I’ve seen composite fascia boards set flush to the top of the deck boards several times. At least twice, that fascia had become wavy and pushed away from the framing. This seems like it’s more a fault of the construction method than the material. I live in the Hudson Valley of New York, where we have an abundance of falling plant matter from spring through fall. I think this debris works its way between the fascia and framing and gets saturated with water, making for a nearly constant amount of moisture between the fascia and the framing member. Either that moisture alone or a couple of freeze/thaw cycles creates this wavy effect. Am I just seeing a lowball application by substandard contractors, or is this actually a recommended method of installation?
—Mark via email
Bruce Verblaauw, of NJ Decks and Railings by C. Verblaauw & Sons, LLC, replies: What you have seen and diagnosed correctly is what the industry calls “oil canning.” As a contractor who builds only decks, I would never allow my crews to install the fascia like this. I see it done a lot by others, though. It is a quick way to hide the ends of composite decking boards, but it comes at the expense of the customer. At least one manufacturer, Trex, now excludes warranty claims on their fascia when it’s been installed flush with the top of the decking.
My crews install a border of decking that runs perpendicular to the main deck boards. This hides the ends of the boards and overhangs the fascia by 3/4 in. all around the deck to keep water and debris from getting behind the fascia board. It takes a little more time, and we have to install blocking between the joists at the sides of the deck to support the border, but that work pays dividends in looks and longevity.

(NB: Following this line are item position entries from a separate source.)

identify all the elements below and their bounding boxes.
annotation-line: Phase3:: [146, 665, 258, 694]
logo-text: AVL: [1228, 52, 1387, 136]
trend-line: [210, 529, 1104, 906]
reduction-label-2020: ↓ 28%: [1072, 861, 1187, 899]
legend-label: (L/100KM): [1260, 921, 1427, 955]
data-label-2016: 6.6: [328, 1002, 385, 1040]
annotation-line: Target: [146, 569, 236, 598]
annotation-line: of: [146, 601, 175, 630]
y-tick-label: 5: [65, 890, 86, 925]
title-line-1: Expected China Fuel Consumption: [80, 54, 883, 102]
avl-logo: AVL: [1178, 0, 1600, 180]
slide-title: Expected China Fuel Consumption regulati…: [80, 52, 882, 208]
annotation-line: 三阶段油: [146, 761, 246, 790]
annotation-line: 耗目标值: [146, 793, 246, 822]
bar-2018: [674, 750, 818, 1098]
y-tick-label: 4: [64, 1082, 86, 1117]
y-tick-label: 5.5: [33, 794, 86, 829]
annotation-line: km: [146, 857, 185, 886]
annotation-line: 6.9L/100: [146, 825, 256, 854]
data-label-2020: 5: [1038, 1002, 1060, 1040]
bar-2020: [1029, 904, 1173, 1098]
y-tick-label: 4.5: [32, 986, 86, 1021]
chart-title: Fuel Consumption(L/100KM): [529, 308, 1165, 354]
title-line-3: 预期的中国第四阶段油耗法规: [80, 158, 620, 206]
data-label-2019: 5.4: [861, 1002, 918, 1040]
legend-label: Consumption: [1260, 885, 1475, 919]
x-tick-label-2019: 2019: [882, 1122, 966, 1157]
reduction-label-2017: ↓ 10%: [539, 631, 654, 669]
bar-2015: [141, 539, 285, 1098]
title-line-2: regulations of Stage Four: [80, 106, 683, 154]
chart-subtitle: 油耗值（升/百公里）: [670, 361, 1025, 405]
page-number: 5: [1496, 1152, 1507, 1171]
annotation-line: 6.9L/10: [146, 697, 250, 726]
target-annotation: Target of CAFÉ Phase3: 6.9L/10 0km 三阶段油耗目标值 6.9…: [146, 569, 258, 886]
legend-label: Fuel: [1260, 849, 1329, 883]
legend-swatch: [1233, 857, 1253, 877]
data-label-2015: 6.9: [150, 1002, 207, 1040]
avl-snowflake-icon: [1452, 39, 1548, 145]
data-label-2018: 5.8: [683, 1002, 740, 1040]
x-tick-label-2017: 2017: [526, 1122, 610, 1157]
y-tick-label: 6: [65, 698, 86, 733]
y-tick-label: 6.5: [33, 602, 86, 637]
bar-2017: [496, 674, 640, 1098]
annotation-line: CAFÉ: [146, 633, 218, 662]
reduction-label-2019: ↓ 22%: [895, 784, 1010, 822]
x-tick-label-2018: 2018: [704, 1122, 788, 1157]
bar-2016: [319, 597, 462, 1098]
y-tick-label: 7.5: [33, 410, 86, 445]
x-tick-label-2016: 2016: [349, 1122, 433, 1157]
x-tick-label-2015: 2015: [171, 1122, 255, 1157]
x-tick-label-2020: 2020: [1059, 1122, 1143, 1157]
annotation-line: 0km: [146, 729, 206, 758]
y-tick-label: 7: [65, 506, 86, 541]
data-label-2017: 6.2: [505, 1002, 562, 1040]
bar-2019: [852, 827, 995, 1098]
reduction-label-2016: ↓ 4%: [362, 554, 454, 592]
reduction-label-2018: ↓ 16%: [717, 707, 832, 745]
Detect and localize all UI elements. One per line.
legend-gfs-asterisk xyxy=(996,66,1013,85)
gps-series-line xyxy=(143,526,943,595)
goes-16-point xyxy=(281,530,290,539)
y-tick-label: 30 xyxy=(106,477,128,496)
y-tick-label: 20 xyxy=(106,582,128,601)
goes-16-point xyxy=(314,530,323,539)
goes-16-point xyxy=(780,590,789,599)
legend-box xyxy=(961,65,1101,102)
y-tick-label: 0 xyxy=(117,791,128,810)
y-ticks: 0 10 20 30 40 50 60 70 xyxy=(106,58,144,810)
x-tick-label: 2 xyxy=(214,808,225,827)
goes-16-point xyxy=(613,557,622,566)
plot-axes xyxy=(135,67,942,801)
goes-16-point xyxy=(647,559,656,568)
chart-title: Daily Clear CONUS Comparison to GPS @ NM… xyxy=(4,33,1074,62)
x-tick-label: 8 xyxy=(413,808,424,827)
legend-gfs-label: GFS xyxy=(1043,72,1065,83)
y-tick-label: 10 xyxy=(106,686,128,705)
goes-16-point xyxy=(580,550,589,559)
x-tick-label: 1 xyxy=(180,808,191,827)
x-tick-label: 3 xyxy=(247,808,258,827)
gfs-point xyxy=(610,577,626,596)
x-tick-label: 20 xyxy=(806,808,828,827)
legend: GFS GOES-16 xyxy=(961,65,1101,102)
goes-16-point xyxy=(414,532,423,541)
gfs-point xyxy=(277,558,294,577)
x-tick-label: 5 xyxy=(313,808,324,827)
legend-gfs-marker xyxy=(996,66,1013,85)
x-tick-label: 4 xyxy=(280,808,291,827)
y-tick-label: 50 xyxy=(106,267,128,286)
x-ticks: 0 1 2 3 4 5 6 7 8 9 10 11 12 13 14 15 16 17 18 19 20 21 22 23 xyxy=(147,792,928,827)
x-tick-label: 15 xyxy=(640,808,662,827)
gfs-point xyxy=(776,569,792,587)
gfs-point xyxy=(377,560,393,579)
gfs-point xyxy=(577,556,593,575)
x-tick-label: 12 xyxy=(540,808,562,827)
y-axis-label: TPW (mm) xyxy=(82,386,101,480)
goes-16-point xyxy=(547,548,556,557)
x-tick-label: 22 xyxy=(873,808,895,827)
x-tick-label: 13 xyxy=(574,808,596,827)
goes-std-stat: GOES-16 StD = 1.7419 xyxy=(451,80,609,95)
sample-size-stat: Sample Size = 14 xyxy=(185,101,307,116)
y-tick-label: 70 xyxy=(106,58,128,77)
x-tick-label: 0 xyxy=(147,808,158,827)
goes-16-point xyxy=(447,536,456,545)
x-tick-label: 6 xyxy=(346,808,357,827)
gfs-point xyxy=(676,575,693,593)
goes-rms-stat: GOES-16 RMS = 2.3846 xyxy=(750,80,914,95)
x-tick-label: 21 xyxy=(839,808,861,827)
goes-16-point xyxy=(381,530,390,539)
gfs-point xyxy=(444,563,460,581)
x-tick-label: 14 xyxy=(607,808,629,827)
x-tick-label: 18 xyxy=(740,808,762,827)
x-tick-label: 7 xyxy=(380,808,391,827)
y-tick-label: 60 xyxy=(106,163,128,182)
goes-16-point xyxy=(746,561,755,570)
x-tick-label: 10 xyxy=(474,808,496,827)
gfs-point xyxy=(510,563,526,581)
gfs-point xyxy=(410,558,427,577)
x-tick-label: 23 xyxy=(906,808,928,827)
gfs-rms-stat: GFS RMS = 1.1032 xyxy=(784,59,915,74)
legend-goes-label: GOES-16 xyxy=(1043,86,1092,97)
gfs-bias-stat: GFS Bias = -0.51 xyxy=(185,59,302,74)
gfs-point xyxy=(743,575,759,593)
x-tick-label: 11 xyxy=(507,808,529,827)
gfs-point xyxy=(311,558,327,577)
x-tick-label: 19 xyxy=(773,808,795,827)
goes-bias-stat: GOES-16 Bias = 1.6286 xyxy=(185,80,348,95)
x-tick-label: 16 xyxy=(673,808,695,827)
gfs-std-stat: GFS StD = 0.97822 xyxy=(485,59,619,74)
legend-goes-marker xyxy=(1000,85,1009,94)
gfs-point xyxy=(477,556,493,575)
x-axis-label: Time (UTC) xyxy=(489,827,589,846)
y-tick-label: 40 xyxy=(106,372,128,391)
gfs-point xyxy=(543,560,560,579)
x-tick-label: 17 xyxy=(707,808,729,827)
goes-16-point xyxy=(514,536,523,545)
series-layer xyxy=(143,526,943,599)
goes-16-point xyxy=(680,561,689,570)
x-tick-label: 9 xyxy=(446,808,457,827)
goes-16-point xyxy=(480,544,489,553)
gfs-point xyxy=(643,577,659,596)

Oil canning can still happen due to expansion and contraction from temperature changes if you are not careful. We install fascia boards with three screws spaced every 12 in. to avoid this problem. Several companies (FasterMaster, Starborn Industries, and TimberTech, among others) offer special fascia screws that come with a countersinking bit. These bits drill a hole in the fascia that’s larger than the screw. The screws keep the fascia flat while allowing for expansion and contraction along its length.